Ovarian cancer is a disease in which normal cells in an ovary change, grow uncontrollably, and form a mass of cells called a tumor. Epithelial carcinoma, which begins in cells on the outer surface of the ovary, is the most common type of ovarian cancer.
WHAT IS THE FUNCTION OF THE OVARIES?
Every woman has two ovaries, the almond-shaped glands that contain the eggs. During ovulation, an egg is released from an ovary and travels to the uterus through the fallopian tube. The ovaries are the primary source of estrogen and progesterone, the hormones that inf luence breast growth, body shape, and body hair, and regulate the menstrual cycle and pregnancy
SYMPTOMS AND SIGNS:
Ovarian cancer was once thought to cause no symptoms. However, recent studies have shown that woman with ovarian cancer are more likely to have the following symptoms or signs, even if the cancer is in an early stage. Sometimes, women with ovarian cancer do not show any of these symptoms. Or, these symptoms may be caused by a medical condition that is not cancer.
Pelvic or abdominal pain
Difficulty eating or feeling full quickly
Urinary symptoms (urgency or frequency)
For many women with ovarian cancer, these symptoms occur often and are different from what is normal for their bodies. Women who have these symptoms almost daily for more than a few weeks should see a gynecologist (a doctor who specializes in treating diseases of the female reproductive organs). Early medical evaluation may help detect the cancer at the earliest possible stage of the disease, when it is easier to treat.
Women with ovarian cancer may also have the following symptoms:
Pain with intercourse
However, these symptoms are equally as likely to be caused by another medical condition. If you are concerned about any of these symptoms or signs, please talk with your doctor.

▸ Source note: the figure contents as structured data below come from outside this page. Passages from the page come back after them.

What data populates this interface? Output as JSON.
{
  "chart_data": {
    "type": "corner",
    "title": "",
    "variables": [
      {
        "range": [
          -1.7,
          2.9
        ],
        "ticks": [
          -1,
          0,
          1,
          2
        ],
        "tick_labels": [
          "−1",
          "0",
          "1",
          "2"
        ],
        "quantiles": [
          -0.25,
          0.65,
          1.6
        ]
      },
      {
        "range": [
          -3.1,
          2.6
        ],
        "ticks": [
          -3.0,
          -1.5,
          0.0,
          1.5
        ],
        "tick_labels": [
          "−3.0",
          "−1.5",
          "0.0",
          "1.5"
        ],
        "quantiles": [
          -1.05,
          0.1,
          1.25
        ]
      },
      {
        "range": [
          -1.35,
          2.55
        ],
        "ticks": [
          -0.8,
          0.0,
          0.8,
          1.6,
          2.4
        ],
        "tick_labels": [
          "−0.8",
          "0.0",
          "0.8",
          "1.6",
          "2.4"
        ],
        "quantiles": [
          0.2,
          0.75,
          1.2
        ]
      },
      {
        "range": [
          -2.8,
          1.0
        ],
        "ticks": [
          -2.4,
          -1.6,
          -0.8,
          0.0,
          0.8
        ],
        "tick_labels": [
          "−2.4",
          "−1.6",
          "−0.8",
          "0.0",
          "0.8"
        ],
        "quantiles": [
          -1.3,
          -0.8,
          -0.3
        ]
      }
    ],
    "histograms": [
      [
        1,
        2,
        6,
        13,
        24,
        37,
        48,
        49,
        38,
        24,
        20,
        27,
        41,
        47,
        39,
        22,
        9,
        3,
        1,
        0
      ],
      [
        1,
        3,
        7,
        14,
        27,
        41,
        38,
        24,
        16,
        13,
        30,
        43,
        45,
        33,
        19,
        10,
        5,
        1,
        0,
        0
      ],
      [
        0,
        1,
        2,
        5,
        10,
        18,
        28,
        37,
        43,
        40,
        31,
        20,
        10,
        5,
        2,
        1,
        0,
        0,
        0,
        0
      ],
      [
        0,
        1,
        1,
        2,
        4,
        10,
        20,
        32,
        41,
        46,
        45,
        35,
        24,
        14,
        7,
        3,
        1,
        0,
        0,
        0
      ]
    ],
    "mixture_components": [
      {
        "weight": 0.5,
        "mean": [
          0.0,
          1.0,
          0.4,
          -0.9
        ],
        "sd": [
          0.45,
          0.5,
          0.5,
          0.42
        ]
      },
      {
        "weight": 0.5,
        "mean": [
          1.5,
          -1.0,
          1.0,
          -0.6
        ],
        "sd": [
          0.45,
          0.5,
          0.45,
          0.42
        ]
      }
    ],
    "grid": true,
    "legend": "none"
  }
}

Doctors use many tests to diagnose cancer and find out if it has metastasized (spread). Some tests may also determine which treatments may be the most effective. For most types of cancer, a biopsy is the only way to make a definitive diagnosis of cancer. If a biopsy is not possible, the doctor may suggest other tests that will help make a diagnosis. Imaging tests may be used to find out whether the cancer has metastasized
As with all cancers, early detection and treatment is important. However, early detection of ovarian cancer is difficult. Often, women don’t have any symptoms until the later stages of the disease. In fact, 70% of ovarian cancers are not found until the disease is in an advanced stage and has spread to other parts of the body, most commonly the abdomen.
In addition to a physical exam, the following tests may be used to diagnose ovarian cancer:
CA-125 ASSAY: This blood test measures a substance called CA-125, a tumor marker, which is found in higher levels in women with ovarian cancer. Woman younger than 50 with conditions such as endometriosis, pelvic inflammatory disease, and uterine fibroids may have an increased CA-125 level. This test is more accurate in postmenopausal women.
Biopsy.A biopsy is the removal of a small amount of tissue for examination under a microscope
X-RAY: An x-ray is a picture of the inside of the body. For instance, a chest x-ray can show if the cancer has spread to the lungs.
LOWER GASTROINTESTINAL (GI) SERIES: This is a series of x-rays of the colon and rectum taken after the patient has a barium enema. The barium highlights the colon and rectum on the x-ray, making it easier to identify a tumor or abnormal area in those organs.
Computed tomography (CT or CAT) scan.
Positron emission tomography (PET) scan.
WHAT DOES STAGE MEAN?
The stage is a way of describing a cancer, such as where it is located, if or where it has spread, and whether it is affecting the functions of other organs in the body. There are four stages for ovarian cancer: stages I through IV (one through four). Details about these stages are available at www.cancer.net/ovarian
HOW IS OVARIAN CANCER TREATED?
The treatment of ovarian cancer depends on the size and location of the tumor, whether the cancer has spread, and the woman’s overall health. Surgery is often the first treatment and may include the removal of the ovaries, fallopian tubes, and uterus. Chemotherapy may be given to lower the risk of cancer returning and/or treat metastatic cancer. Radiation therapy is not often used to treat ovarian cancer but may be used to relieve side effects. When making treatment decisions, women may also consider a clinical trial; talk with your doctor about all treatment options. The side effects of ovarian cancer treatment can often be prevented or managed with the help of your health care team.